73. Growing interaction with the larger world is increasing the vulnerability of these groups, since they are often left out of the processes of economic development. Social discrimination, cultural barriers, and the exclusion of these people from national political processes makes these groups vulnerable and subject to exploitation. Many groups become dispossessed and marginalized, and their traditional practices disappear. They become the victims of what could be described as cultural extinction.
74. These communities are the repositories of vast accumulations of traditional knowledge and experience that links humanity with its ancient origins. Their disappearance is a loss for the larger society, which could learn a great deal from their traditional skills in sustainably managing very complex ecological systems. It is a terrible irony that as formal development reaches more deeply into rain forests, deserts, and other isolated environments, it tends to destroy the only cultures that have proved able to thrive in these environments.
75. The starting point for a just and humane policy for such groups is the recognition and protection of their traditional rights to land and the other resources that sustain their way of life – rights they may define in terms that do not fit into standard legal systems. These groups' own institutions to regulate rights and obligations are crucial for maintaining the harmony with nature and the environmental awareness characteristic of the traditional way of life. Hence the recognition of traditional rights must go hand in hand with measures to protect the local institutions that enforce responsibility in resource use. And this recognition must also give local communities a decisive voice in the decisions about resource use in their area.

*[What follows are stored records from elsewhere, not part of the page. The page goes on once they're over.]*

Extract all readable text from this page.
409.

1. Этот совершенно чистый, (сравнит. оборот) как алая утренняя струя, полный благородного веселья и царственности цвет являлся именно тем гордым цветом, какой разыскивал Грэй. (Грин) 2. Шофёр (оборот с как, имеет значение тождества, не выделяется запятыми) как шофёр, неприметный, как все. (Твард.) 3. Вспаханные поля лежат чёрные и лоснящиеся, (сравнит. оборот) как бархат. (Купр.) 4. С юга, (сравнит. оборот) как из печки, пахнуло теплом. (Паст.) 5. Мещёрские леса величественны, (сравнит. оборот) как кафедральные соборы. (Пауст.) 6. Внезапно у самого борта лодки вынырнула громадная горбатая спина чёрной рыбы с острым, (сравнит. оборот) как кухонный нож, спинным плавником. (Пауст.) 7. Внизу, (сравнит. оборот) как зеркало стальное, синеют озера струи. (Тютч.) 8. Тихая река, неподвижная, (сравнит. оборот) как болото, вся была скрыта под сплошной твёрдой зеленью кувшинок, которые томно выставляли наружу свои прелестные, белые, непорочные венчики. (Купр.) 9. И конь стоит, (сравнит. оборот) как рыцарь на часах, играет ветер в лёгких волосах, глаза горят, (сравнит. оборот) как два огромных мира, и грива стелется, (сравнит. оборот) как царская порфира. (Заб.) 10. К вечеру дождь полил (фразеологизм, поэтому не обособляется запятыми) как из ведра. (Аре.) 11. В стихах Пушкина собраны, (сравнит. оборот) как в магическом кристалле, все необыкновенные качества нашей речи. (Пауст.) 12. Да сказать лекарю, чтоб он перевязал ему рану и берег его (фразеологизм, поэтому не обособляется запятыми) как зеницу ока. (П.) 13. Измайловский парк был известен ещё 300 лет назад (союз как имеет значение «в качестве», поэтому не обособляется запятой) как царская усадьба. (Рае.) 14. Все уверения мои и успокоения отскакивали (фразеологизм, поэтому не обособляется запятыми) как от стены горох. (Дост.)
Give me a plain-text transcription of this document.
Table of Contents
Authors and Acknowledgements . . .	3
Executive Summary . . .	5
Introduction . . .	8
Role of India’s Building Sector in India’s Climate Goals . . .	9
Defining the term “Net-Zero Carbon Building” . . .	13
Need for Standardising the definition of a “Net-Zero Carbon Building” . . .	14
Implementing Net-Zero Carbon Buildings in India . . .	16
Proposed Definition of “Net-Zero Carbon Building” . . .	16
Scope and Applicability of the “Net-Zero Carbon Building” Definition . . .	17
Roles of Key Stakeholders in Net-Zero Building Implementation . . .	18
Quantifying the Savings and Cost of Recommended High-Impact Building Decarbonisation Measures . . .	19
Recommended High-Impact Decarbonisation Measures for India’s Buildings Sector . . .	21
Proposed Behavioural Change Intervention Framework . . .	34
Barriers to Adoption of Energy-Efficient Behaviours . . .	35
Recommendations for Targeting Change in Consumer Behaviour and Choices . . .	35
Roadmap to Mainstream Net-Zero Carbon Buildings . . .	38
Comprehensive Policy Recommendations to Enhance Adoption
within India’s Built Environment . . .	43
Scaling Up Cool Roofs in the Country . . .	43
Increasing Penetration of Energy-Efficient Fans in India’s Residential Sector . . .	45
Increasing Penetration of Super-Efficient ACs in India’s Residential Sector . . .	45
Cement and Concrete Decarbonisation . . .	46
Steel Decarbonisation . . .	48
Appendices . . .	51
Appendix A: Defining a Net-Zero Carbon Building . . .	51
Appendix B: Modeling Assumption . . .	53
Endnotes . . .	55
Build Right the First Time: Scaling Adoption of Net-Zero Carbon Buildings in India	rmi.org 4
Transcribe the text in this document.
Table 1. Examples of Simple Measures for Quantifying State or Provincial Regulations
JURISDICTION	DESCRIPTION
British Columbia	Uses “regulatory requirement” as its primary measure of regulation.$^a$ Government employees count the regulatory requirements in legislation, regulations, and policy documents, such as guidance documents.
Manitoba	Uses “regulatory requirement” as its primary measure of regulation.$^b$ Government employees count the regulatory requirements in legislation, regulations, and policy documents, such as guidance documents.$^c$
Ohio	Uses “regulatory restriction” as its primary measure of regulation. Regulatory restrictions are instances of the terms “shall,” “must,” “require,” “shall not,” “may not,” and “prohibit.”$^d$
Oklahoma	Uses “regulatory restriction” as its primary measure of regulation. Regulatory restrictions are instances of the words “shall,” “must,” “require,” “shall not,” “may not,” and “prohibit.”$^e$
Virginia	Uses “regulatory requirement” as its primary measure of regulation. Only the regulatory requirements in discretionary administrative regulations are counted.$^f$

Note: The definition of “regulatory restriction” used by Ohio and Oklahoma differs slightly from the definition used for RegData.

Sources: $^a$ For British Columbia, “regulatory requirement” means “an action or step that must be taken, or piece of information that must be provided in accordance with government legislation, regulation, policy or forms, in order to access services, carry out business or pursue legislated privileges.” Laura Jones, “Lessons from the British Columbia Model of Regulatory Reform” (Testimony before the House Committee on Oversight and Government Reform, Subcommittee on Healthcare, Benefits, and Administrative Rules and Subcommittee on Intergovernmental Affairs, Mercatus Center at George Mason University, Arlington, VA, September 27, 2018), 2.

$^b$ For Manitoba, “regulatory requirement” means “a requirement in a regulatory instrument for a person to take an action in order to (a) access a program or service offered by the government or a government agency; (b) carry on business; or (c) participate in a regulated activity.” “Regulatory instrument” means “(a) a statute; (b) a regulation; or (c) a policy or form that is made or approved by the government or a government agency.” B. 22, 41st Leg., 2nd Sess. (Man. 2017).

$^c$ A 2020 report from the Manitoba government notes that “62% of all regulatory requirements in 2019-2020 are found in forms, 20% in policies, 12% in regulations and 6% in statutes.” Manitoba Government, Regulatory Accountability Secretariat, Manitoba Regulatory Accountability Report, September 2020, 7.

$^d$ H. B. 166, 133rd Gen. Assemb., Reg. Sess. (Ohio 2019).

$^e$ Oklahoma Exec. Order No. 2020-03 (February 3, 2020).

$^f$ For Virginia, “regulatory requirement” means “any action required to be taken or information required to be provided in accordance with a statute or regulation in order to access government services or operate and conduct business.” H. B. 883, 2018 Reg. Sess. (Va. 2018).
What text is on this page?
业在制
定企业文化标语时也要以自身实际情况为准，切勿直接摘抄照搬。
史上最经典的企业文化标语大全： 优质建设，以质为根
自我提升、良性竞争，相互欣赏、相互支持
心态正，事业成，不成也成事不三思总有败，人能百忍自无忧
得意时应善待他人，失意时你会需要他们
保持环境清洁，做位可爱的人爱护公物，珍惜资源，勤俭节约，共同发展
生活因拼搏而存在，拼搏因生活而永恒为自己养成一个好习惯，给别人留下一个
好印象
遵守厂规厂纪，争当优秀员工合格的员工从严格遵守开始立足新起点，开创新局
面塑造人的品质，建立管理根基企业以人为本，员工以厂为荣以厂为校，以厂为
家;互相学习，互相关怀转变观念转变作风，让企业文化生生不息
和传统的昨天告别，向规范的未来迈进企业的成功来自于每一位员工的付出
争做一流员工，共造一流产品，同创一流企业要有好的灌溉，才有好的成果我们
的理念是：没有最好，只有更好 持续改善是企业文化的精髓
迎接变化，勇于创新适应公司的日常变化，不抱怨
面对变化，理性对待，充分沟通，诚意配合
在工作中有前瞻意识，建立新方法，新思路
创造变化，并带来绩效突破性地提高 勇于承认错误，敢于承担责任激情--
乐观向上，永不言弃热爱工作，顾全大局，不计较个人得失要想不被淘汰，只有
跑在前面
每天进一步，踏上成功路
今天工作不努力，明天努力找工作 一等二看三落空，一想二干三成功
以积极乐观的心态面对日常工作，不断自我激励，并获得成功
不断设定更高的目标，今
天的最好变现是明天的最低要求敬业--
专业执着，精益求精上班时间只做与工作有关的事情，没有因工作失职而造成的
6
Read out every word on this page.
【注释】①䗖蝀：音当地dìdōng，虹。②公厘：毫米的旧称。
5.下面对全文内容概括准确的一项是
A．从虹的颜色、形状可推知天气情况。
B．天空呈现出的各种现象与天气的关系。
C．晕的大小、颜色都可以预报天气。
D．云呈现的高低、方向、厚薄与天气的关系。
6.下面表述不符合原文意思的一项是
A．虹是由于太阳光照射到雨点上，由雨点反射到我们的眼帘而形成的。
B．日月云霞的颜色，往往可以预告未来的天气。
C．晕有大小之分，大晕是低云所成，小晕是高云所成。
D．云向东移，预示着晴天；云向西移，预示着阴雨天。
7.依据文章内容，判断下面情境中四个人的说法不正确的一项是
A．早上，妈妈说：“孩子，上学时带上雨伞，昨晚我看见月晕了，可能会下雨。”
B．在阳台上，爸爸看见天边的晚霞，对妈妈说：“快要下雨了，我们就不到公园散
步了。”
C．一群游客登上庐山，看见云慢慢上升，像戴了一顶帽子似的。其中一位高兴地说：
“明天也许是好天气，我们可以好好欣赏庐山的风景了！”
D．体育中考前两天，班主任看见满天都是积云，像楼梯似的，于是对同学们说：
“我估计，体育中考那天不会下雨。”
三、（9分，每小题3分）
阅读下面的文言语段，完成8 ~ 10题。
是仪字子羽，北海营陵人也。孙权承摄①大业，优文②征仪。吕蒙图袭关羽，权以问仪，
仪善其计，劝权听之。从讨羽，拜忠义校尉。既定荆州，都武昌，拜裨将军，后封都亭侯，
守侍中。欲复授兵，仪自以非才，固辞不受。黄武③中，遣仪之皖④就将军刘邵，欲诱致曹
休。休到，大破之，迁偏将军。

76. Protection of traditional rights should be accompanied by positive measures to enhance the well-being of the community in ways appropriate to the group's life-style. For example, earnings from traditional activities can be increased through the introduction of marketing arrangements that ensure a fair price for produce. but also through steps to conserve and enhance the resource base and increase resource productivity.
77. Those Promoting policies that have an impact on the lives of an isolated, traditional people must tread a fine line between keeping them in artificial, perhaps unwanted isolation and wantonly destroying their life-styles. Hence broader measures of human resource development are essential. Health facilities must be provided to supplement and improve traditional practices: nutritional deficiencies have to be corrected, and educational institutions established. These steps should precede new projects that open up an area to economic development. Special efforts should also be made to ensure that the local community can derive the full benefit of such projects, particularly through jobs.
78. In terms of sheer numbers, these isolated, vulnerable groups are small. But their marginalization is a symptom of a style of development that tends to neglect both human and environmental considerations. Hence a more careful and sensitive consideration of their interests is a touchstone of a sustainable development policy.